Wednesday, 1 August 2012

Notes on a cemetery..

I always found the sight of cemeteries appealing.
One might rush into a conclusion that I am morbid, but truth is far from that.
Cemeteries can be fascinating. They represent the culture and the beliefs of a religion and of individuals and blah blah blah..
I could say so much about their significance culturally but in the end what draws me into these places is always the calmness. There is a sensation of peace and loneliness that leads to deeper thoughts. Thoughts of our transient nature, of impermanence, of life and death, of wishes, of time.
Monks and philosophers used to keep rooms with view of cemeteries or they kept in their room objects reminding of death.
"Memento mori" they called it. Quoting Wikipedia: "[it is] a Latin phrase translated as "Remember your mortality", "Remember you must die" or "Remember you will die".It refers to a genre of artworks that vary widely but which all share the same purpose: to remind people of their mortality.."

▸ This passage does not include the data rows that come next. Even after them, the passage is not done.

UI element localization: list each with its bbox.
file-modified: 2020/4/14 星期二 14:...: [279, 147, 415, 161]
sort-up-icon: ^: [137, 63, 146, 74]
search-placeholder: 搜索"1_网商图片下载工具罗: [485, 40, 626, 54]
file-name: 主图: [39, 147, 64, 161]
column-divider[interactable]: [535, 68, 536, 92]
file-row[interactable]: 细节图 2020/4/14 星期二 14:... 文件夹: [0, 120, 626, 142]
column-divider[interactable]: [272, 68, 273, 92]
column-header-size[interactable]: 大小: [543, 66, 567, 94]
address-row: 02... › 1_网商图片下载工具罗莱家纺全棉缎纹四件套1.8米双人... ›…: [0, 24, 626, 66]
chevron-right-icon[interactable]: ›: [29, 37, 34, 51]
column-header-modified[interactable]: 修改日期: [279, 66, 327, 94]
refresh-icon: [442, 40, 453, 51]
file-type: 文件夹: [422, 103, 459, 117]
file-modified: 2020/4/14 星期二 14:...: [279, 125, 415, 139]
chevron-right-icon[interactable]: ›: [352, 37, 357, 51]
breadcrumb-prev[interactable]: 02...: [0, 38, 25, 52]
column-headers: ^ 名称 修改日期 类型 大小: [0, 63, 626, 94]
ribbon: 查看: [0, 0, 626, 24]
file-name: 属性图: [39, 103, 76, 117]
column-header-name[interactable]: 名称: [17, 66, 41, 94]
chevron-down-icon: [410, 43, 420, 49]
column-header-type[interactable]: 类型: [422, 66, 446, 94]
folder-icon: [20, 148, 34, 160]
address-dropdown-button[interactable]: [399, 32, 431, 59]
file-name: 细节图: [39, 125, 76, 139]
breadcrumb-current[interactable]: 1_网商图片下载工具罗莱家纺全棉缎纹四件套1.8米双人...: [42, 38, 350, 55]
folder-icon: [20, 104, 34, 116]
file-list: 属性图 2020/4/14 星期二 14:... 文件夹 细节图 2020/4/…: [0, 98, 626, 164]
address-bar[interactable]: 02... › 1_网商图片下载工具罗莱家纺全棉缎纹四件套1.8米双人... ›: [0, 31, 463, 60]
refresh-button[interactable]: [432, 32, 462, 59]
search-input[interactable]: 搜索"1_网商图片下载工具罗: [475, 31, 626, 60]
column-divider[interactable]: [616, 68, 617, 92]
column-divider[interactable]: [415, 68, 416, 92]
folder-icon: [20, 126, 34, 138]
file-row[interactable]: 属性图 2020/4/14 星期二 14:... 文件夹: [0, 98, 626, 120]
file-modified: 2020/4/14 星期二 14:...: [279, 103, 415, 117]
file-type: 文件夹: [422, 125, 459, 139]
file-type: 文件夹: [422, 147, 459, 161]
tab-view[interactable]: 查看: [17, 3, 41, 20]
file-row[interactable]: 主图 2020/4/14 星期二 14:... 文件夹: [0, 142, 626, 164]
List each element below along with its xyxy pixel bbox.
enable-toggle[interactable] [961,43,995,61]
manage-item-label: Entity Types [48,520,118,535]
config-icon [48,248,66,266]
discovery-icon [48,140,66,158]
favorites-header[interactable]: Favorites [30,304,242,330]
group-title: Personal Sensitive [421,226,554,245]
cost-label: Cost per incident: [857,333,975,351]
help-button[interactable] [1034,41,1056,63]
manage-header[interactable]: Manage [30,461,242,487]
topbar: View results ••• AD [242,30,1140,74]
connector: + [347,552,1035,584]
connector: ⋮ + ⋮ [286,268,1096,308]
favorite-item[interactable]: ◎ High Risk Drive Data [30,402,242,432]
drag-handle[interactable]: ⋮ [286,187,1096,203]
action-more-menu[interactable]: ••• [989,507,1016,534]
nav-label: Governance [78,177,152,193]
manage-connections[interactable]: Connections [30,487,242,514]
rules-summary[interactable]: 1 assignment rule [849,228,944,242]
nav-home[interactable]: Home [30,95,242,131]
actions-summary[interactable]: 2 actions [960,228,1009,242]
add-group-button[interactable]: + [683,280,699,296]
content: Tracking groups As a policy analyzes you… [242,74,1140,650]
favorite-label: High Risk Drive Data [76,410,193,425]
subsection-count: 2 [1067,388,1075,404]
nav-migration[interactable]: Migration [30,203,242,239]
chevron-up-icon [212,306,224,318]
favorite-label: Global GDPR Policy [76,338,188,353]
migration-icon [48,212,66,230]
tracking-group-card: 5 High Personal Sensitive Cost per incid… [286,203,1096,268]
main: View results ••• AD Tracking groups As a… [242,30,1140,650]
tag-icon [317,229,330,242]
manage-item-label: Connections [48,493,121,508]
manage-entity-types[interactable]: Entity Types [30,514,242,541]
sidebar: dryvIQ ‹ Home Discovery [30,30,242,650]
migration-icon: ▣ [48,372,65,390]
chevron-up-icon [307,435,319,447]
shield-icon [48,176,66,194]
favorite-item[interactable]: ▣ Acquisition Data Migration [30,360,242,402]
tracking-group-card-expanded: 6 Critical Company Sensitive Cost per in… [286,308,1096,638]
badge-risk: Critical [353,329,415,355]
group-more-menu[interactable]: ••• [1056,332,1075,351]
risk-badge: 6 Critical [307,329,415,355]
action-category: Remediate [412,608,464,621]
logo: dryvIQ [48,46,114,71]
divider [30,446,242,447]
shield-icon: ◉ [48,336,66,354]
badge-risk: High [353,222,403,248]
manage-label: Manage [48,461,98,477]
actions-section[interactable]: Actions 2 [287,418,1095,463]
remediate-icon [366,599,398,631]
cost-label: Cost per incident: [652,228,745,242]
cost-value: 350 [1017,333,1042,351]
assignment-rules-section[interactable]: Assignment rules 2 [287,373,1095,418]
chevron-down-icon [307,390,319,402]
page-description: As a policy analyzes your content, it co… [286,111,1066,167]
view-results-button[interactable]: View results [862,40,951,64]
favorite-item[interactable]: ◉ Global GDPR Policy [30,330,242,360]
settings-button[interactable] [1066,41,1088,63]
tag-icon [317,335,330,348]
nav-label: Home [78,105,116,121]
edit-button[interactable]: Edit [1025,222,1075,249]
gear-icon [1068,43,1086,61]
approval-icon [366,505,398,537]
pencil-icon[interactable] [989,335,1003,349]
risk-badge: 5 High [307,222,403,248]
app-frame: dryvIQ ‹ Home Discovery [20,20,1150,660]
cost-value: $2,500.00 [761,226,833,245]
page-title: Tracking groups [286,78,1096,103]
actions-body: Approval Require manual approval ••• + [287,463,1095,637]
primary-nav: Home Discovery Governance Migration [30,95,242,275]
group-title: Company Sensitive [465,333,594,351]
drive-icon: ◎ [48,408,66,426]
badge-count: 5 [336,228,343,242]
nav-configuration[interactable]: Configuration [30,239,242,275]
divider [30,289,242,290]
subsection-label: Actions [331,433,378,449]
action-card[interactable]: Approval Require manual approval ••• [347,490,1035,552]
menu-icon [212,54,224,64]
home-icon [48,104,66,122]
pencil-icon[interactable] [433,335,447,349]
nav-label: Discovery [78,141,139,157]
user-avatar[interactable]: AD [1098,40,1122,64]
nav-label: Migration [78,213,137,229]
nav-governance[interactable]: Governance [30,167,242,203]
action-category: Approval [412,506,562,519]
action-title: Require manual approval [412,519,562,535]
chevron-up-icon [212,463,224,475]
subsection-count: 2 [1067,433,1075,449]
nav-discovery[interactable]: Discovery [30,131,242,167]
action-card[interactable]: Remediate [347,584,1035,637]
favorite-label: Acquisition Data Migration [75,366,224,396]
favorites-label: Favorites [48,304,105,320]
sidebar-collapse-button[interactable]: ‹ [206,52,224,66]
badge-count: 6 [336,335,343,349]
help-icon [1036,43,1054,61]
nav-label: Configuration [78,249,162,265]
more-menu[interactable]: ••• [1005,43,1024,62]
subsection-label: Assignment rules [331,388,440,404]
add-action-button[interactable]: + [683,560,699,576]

And remembering our mortality is -opposed to what most people believe- the start of the most fulfilled and rich life. For knowing how to die is knowing how to live.
Being aware of how short and unpredictable life is, lets us appreciate the moments. Prompts us not to keep malice between each other, because what today angers us in aspect of death it means nothing, while love and kindness means everything.
Would you keep being angry at your partner if you knew you would never see him the next day? No.
Would you cry and be depressed over what a client shouted at you at work if you knew you had only a month left to live? No
My favorite psychiatrist-author ,Irvin Yalom, says :"Although the physicality of death destroys man, the idea of death saves him".
In the end, conscience is what separates us from animals, and knowledge is our burden and our privilege as a species, as God's image creatures and as individuals.